What is the right hair transplant age? A recent article in the UK paper, Mirror, reported that a 23 year old pop singer, George Sampson, recently underwent a hair transplant. But is 23 too young for a hair transplant. Maybe.
When considering a hair transplant, the first question to ask is what is the cause of the hair loss. If the cause of the loss is gone, like chemotherapy or hair pulling, then a transplant can be successful at any hair transplant age. In the case of androgenic alopecia, there is no way currently to definitely stop the progression of hair loss. The transplanted hair will not fall out because of androgenic alopecia so you could run into a situation where you look unnatural with only transplanted hair left on your head.
Bottom line, what the appropriate hair transplant age? There is none. When considering a hair transplant, first determine the cause of the loss. This can help to determine 1) what the final pattern of loss might be and 2) if the transplanted hair will be susceptible to falling out after transplant. For the most common form of hair loss, androgenic alopecia, there is no way to determine was the final pattern of loss might be.

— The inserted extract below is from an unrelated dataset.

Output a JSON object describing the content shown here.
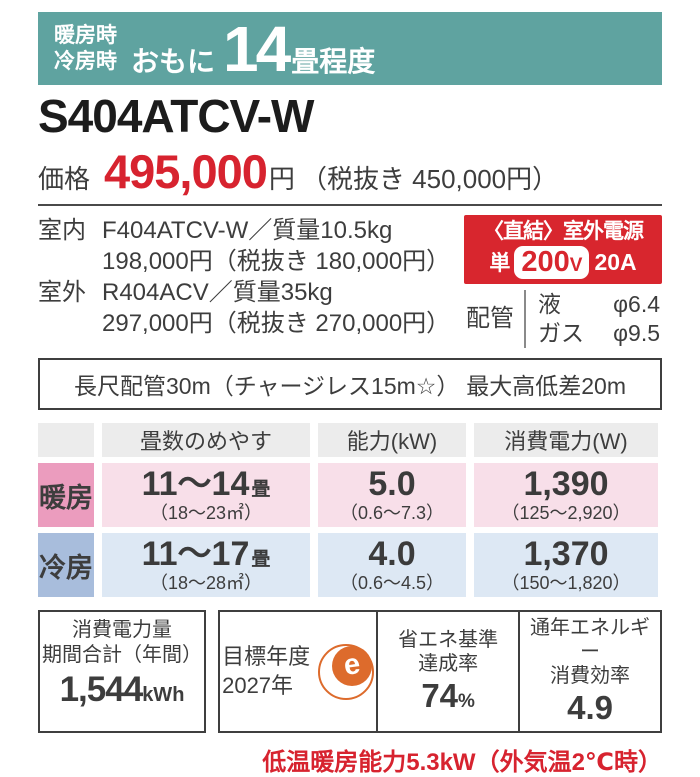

A good proxy is if the hair loss has plateaued over 9-12 months, further loss can be expected to be slow or non-existent for most people. With a good stabilization of hair loss, transplants will be more successful. Even after a transplant, many patients with androgenic alopecia will still treat hair loss with non-surgical methods to maintain the remaining natural hair.

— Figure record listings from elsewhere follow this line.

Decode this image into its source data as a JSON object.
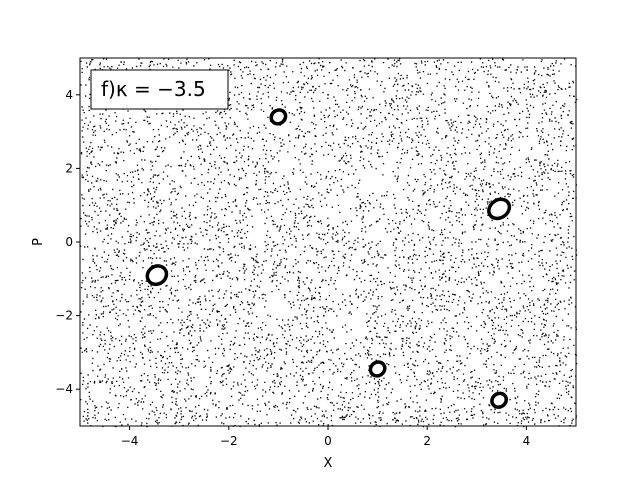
{
  "chart_data": {
    "type": "scatter",
    "xlabel": "X",
    "ylabel": "P",
    "xlim": [
      -5,
      5
    ],
    "ylim": [
      -5,
      5
    ],
    "x_ticks": [
      -4,
      -2,
      0,
      2,
      4
    ],
    "y_ticks": [
      -4,
      -2,
      0,
      2,
      4
    ],
    "x_tick_labels": [
      "−4",
      "−2",
      "0",
      "2",
      "4"
    ],
    "y_tick_labels": [
      "−4",
      "−2",
      "0",
      "2",
      "4"
    ],
    "grid": false,
    "marker_color": "#000000",
    "annotation": {
      "text": "f)κ = −3.5",
      "location": "top-left"
    },
    "chaotic_sea": {
      "description_visible": false,
      "approx_point_count": 16000,
      "x_range": [
        -5,
        5
      ],
      "y_range": [
        -5,
        5
      ]
    },
    "voids": [
      {
        "center": [
          1.0,
          1.65
        ],
        "rx": 0.35,
        "ry": 0.2
      },
      {
        "center": [
          -1.0,
          -1.75
        ],
        "rx": 0.22,
        "ry": 0.3
      }
    ],
    "islands": [
      {
        "center": [
          -1.0,
          3.4
        ],
        "rx": 0.15,
        "ry": 0.18
      },
      {
        "center": [
          3.45,
          0.9
        ],
        "rx": 0.22,
        "ry": 0.24
      },
      {
        "center": [
          -3.45,
          -0.9
        ],
        "rx": 0.2,
        "ry": 0.24
      },
      {
        "center": [
          1.0,
          -3.45
        ],
        "rx": 0.15,
        "ry": 0.18
      },
      {
        "center": [
          3.45,
          -4.3
        ],
        "rx": 0.15,
        "ry": 0.18
      }
    ]
  }
}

While I don’t have a crystal ball, Mr. Sampson is likely he will need another transplant or be shaving his head at some point because he will have an unnatural look. For most patients with androgenic alopecia, 23 is too early for a hair transplant. If they do undergo a hair transplant, attention should be paid to thickening the middle of the scalp and widow’s peek, leaving temporal recession for a long term natural result.